UK student accused of spying detained for five months by UAE

The 31-year-old PhD student was on an academic research trip to the United Arab Emirates.

Research student on hiking trip with his young wife (photo credit: DETAINED IN DUBAI)
Research student on hiking trip with his young wife
(photo credit: DETAINED IN DUBAI)
Continuing a series of international disappearances and detainment actions, a British student was arrested in Abu Dhabi in May and has been held by the United Arab Emirates for the past five months.
Matthew Hedges, a 31-year-old PhD student from Durham University, was returning from a research trip to Dubai when he was detained at the airport and accused of spying. 

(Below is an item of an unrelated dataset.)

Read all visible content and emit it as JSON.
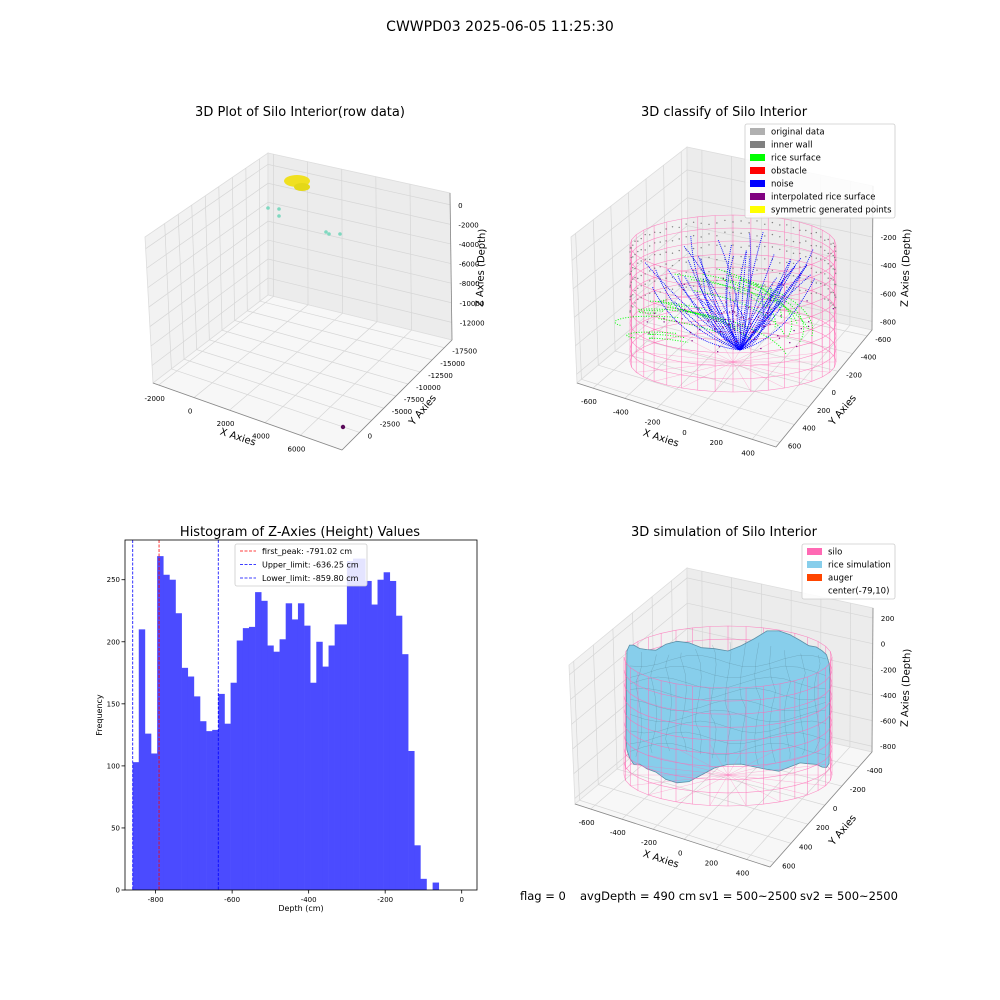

“Matthew is a respected academic and researcher,” said Radha Stirling, CEO of Detained in Dubai. “It is alarming that the UAE would accuse him of 'spying' simply for pursuing research."
The UAE can hold individuals accused of national security violations indefinitely. Jailed in May, Hedges has been allowed visits with two consular officials.
The student is being held in solitary confinement. 
Hedges worked for Gulf State Analytics, geopolitical consulting firm based in Washington DC. He is a doctoral research student in Durham's School of Government and International Affairs.
The PhD candidate studied Middle Eastern politics and co-authored a journal article last year titled The GCC and the Muslim Brotherhood: What Does the Future Hold?
"In the past he has studied the Muslim Brotherhood's activities, influence and agenda in the country, and around the region; and it is possible that the UAE authorities disliked what he has written in the past, and suspect him on purely political and ideological grounds," Stirling said.
Following the disappearance of Saudi journalist Jamal Khashoggi in Turkey and Israel's detainment of Lara Alqasem for her alleged support of BDS, a conversation about academic and literary suppression has erupted around the world. 
“[UAE] need[s] to understand that when you start jailing academic researchers, you immediately lose credibility in the eyes of the global community," Stirling said. "They are moving the wrong way on the road between dictatorship and democracy; between despotism and human rights.”